The Jersey Boys


"It's pretty big value when you're thinking about the MLS and where it's positioned in the sporting landscape of the U.S.," said Eric Wright, vp of research and development at Joyce Julius, referring to the league's limited coverage in comparison to other pro sports.

MLS' broadcast partners are ESPN/ABC, Fox Soccer Channel and Fox Sports en Espanol, HD Net and Univision. Coverage also extends to, individual team sites, a YouTube channel, online coverage from its broadcast partners and mobile.

Wright added that MLS "does a good job with the jersey sponsorships. Those are very sizeable. And as simple as the notion is, we are always kind of astounded when groups move forward with an offering like that for their sponsor and they don't allow them to have a large enough logo that can easily be seen on TV."

Size, it seems, no longer matters. "What we do a very good job of is taking these players and developing them into personalities. So, you're not seeing a soccer shot from that wide of an angle anymore," said Mike Petruzzi, vp of national advertising sales at Fox Soccer Channel. "I think that lends a tremendous amount of value to the front of the jersey sponsorship."

To measure its ROI, juice maker XanGo -- the first advertiser to sign on for the jersey sponsorship program in 2006, with Real Salt Lake -- employed marketing consultancy Amplify Sports and Entertainment, which uses proprietary measurement tools intended to align a client's business and its sponsorship objectives. "For XanGo, we were extremely successful," said Michael Neuman, president of Amplify.

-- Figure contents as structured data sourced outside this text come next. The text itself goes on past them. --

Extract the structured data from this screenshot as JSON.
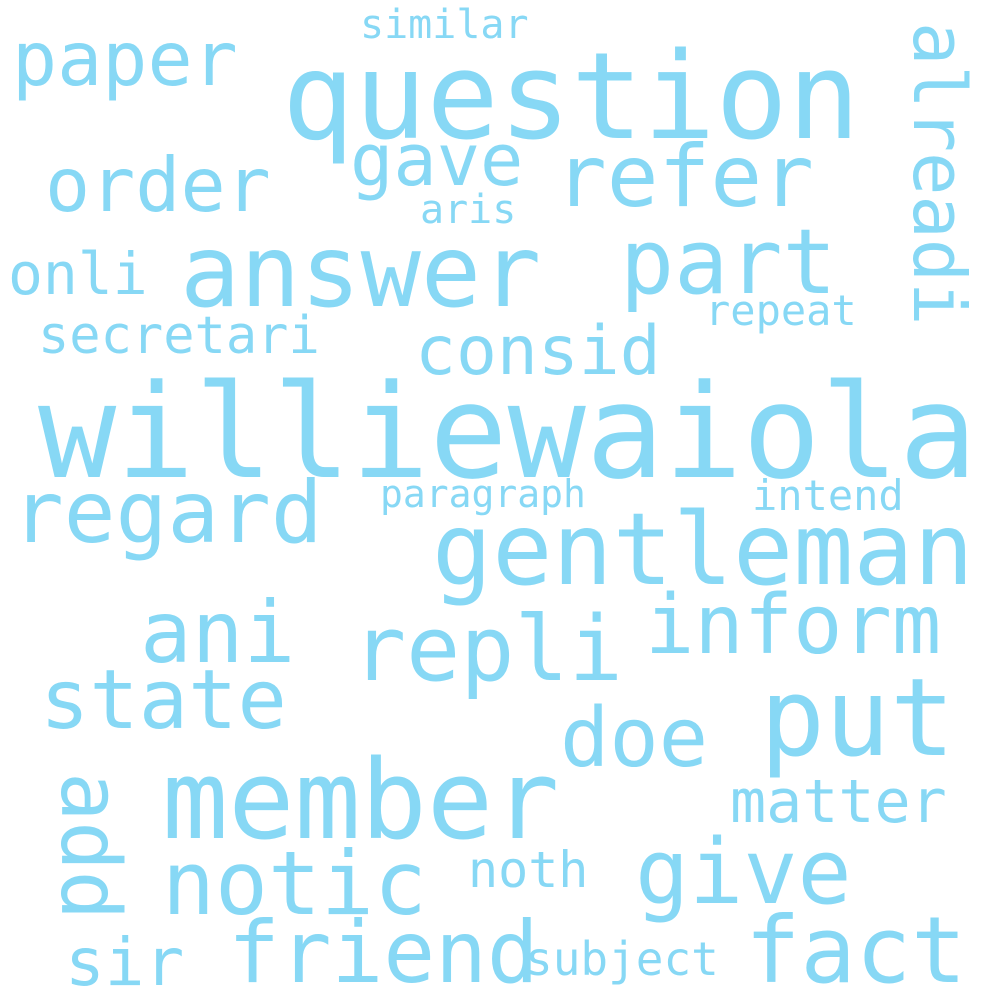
{
  "word_color": "#87d8f5",
  "background_color": "#ffffff",
  "words": {
    "similar": "similar",
    "paper": "paper",
    "question": "question",
    "alreadi": "alreadi",
    "order": "order",
    "gave": "gave",
    "refer": "refer",
    "aris": "aris",
    "onli": "onli",
    "answer": "answer",
    "part": "part",
    "secretari": "secretari",
    "repeat": "repeat",
    "consid": "consid",
    "williewaiola": "williewaiola",
    "regard": "regard",
    "paragraph": "paragraph",
    "intend": "intend",
    "gentleman": "gentleman",
    "ani": "ani",
    "repli": "repli",
    "inform": "inform",
    "state": "state",
    "put": "put",
    "doe": "doe",
    "member": "member",
    "add": "add",
    "matter": "matter",
    "notic": "notic",
    "noth": "noth",
    "give": "give",
    "sir": "sir",
    "friend": "friend",
    "subject": "subject",
    "fact": "fact"
  }
}
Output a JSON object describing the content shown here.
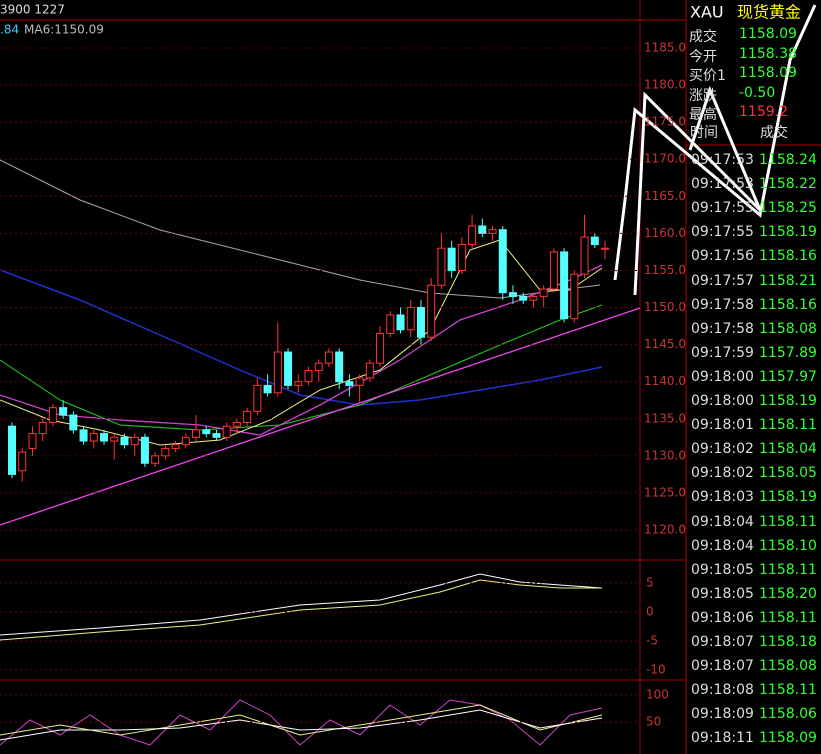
{
  "header": {
    "code": "3900 1227",
    "ma_prefix": ".84",
    "ma_label": "MA6:1150.09"
  },
  "quote": {
    "symbol": "XAU",
    "name": "现货黄金",
    "rows": [
      [
        "成交",
        "1158.09"
      ],
      [
        "今开",
        "1158.38"
      ],
      [
        "买价1",
        "1158.09"
      ],
      [
        "涨跌",
        "-0.50"
      ],
      [
        "最高",
        "1159.2"
      ]
    ]
  },
  "price_axis": {
    "labels": [
      {
        "value": 1185,
        "label": "1185.0"
      },
      {
        "value": 1180,
        "label": "1180.0"
      },
      {
        "value": 1175,
        "label": "1175.0"
      },
      {
        "value": 1170,
        "label": "1170.0"
      },
      {
        "value": 1165,
        "label": "1165.0"
      },
      {
        "value": 1160,
        "label": "1160.0"
      },
      {
        "value": 1155,
        "label": "1155.0"
      },
      {
        "value": 1150,
        "label": "1150.0"
      },
      {
        "value": 1145,
        "label": "1145.0"
      },
      {
        "value": 1140,
        "label": "1140.0"
      },
      {
        "value": 1135,
        "label": "1135.0"
      },
      {
        "value": 1130,
        "label": "1130.0"
      },
      {
        "value": 1125,
        "label": "1125.0"
      },
      {
        "value": 1120,
        "label": "1120.0"
      }
    ]
  },
  "macd_axis": {
    "labels": [
      5,
      0,
      -5,
      -10
    ]
  },
  "kdj_axis": {
    "labels": [
      100,
      50
    ]
  },
  "candles": [
    [
      1134,
      1134.5,
      1127,
      1127.5
    ],
    [
      1128,
      1131,
      1126.5,
      1130.5
    ],
    [
      1131,
      1134,
      1130,
      1133
    ],
    [
      1133,
      1135,
      1132,
      1134.5
    ],
    [
      1134.5,
      1137,
      1134,
      1136.5
    ],
    [
      1136.5,
      1137.5,
      1135,
      1135.5
    ],
    [
      1135.5,
      1136,
      1133,
      1133.5
    ],
    [
      1133.5,
      1134,
      1131.5,
      1132
    ],
    [
      1132,
      1133.5,
      1131,
      1133
    ],
    [
      1133,
      1133.5,
      1131.5,
      1132
    ],
    [
      1132,
      1133,
      1129.5,
      1132.5
    ],
    [
      1132.5,
      1133,
      1131,
      1131.5
    ],
    [
      1131.5,
      1133,
      1130,
      1132.5
    ],
    [
      1132.5,
      1133,
      1128.5,
      1129
    ],
    [
      1129,
      1130.5,
      1128.5,
      1130
    ],
    [
      1130,
      1131.5,
      1129.5,
      1131
    ],
    [
      1131,
      1132,
      1130.5,
      1131.5
    ],
    [
      1131.5,
      1133,
      1131,
      1132.5
    ],
    [
      1132.5,
      1135.5,
      1132,
      1133.5
    ],
    [
      1133.5,
      1134,
      1132.5,
      1133
    ],
    [
      1133,
      1133.5,
      1132,
      1132.5
    ],
    [
      1132.5,
      1134.5,
      1132,
      1134
    ],
    [
      1134,
      1135,
      1133,
      1134.5
    ],
    [
      1134.5,
      1136.5,
      1134,
      1136
    ],
    [
      1136,
      1140.5,
      1135.5,
      1139.5
    ],
    [
      1139.5,
      1141,
      1138,
      1138.5
    ],
    [
      1138.5,
      1148,
      1138,
      1144
    ],
    [
      1144,
      1144.5,
      1139,
      1139.5
    ],
    [
      1139.5,
      1141,
      1138.5,
      1140
    ],
    [
      1140,
      1142,
      1139.5,
      1141.5
    ],
    [
      1141.5,
      1143,
      1140,
      1142.5
    ],
    [
      1142.5,
      1144.5,
      1142,
      1144
    ],
    [
      1144,
      1144.5,
      1139,
      1140
    ],
    [
      1140,
      1141,
      1138,
      1139.5
    ],
    [
      1139.5,
      1141,
      1137,
      1140.5
    ],
    [
      1140.5,
      1143,
      1140,
      1142.5
    ],
    [
      1142.5,
      1147.5,
      1142,
      1146.5
    ],
    [
      1146.5,
      1149.5,
      1146,
      1149
    ],
    [
      1149,
      1150,
      1146.5,
      1147
    ],
    [
      1147,
      1151,
      1146,
      1150
    ],
    [
      1150,
      1151,
      1145,
      1146
    ],
    [
      1146,
      1154,
      1145.5,
      1153
    ],
    [
      1153,
      1160,
      1152.5,
      1158
    ],
    [
      1158,
      1159,
      1154,
      1155
    ],
    [
      1155,
      1159.5,
      1154.5,
      1158.5
    ],
    [
      1158.5,
      1162.5,
      1158,
      1161
    ],
    [
      1161,
      1162,
      1159.5,
      1160
    ],
    [
      1160,
      1161,
      1159,
      1160.5
    ],
    [
      1160.5,
      1161,
      1151,
      1152
    ],
    [
      1152,
      1153,
      1150.5,
      1151.5
    ],
    [
      1151.5,
      1152,
      1150.5,
      1151
    ],
    [
      1151,
      1152,
      1150,
      1151.5
    ],
    [
      1151.5,
      1153,
      1150,
      1152.5
    ],
    [
      1152.5,
      1158,
      1152,
      1157.5
    ],
    [
      1157.5,
      1158,
      1148,
      1148.5
    ],
    [
      1148.5,
      1155,
      1148,
      1154.5
    ],
    [
      1154.5,
      1162.5,
      1154,
      1159.5
    ],
    [
      1159.5,
      1160,
      1158,
      1158.5
    ],
    [
      1158,
      1159,
      1156.5,
      1158
    ]
  ],
  "ticks": {
    "header": [
      "时间",
      "成交"
    ],
    "rows": [
      [
        "09:17:53",
        "1158.24"
      ],
      [
        "09:17:53",
        "1158.22"
      ],
      [
        "09:17:55",
        "1158.25"
      ],
      [
        "09:17:55",
        "1158.19"
      ],
      [
        "09:17:56",
        "1158.16"
      ],
      [
        "09:17:57",
        "1158.21"
      ],
      [
        "09:17:58",
        "1158.16"
      ],
      [
        "09:17:58",
        "1158.08"
      ],
      [
        "09:17:59",
        "1157.89"
      ],
      [
        "09:18:00",
        "1157.97"
      ],
      [
        "09:18:00",
        "1158.19"
      ],
      [
        "09:18:01",
        "1158.11"
      ],
      [
        "09:18:02",
        "1158.04"
      ],
      [
        "09:18:02",
        "1158.05"
      ],
      [
        "09:18:03",
        "1158.19"
      ],
      [
        "09:18:04",
        "1158.11"
      ],
      [
        "09:18:04",
        "1158.10"
      ],
      [
        "09:18:05",
        "1158.11"
      ],
      [
        "09:18:05",
        "1158.20"
      ],
      [
        "09:18:06",
        "1158.11"
      ],
      [
        "09:18:07",
        "1158.18"
      ],
      [
        "09:18:07",
        "1158.08"
      ],
      [
        "09:18:08",
        "1158.11"
      ],
      [
        "09:18:09",
        "1158.06"
      ],
      [
        "09:18:11",
        "1158.09"
      ]
    ]
  }
}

The firm's analysis found a 3.9-to-1 ROI, correlating to XanGo's business objectives and their assigned financial values based on aspects of the sponsorship. According to Amplify, one of the brand's biggest performers was a charitable program called The World's Largest Soccer Jersey. The effort involved the collection of Real Salt Lake fan autographs, with XanGo donating $10 per 2,000 signatures, and ran from August 2007 through the end of the MLS regular season in late October. Due to TV exposure gained from the giant jersey's placement in the team's Rice-Eccles stadium, the program ranked among the top four elements in the advertiser's media mix. According to Keith Wan, senior account director at Amplify, the value equaled 16 percent of all of XanGo's media exposure.

But, the value of the exposure extends beyond impressions. For BMO Financial Group in Toronto, Canada, the four-year jersey sponsorship and 10-year stadium naming rights deal it cut in 2007 seeks to capitalize on the nation's growing soccer fan base. BMO was motivated by the groundswell of support it saw for the World Cup and European football championships. "This told us that when Toronto FC was being established ... the numbers were going to support us. We knew the general public was really going to grab hold of it," said Sandy Bourne, vp of advertising and corporate sponsorship and events for BMO.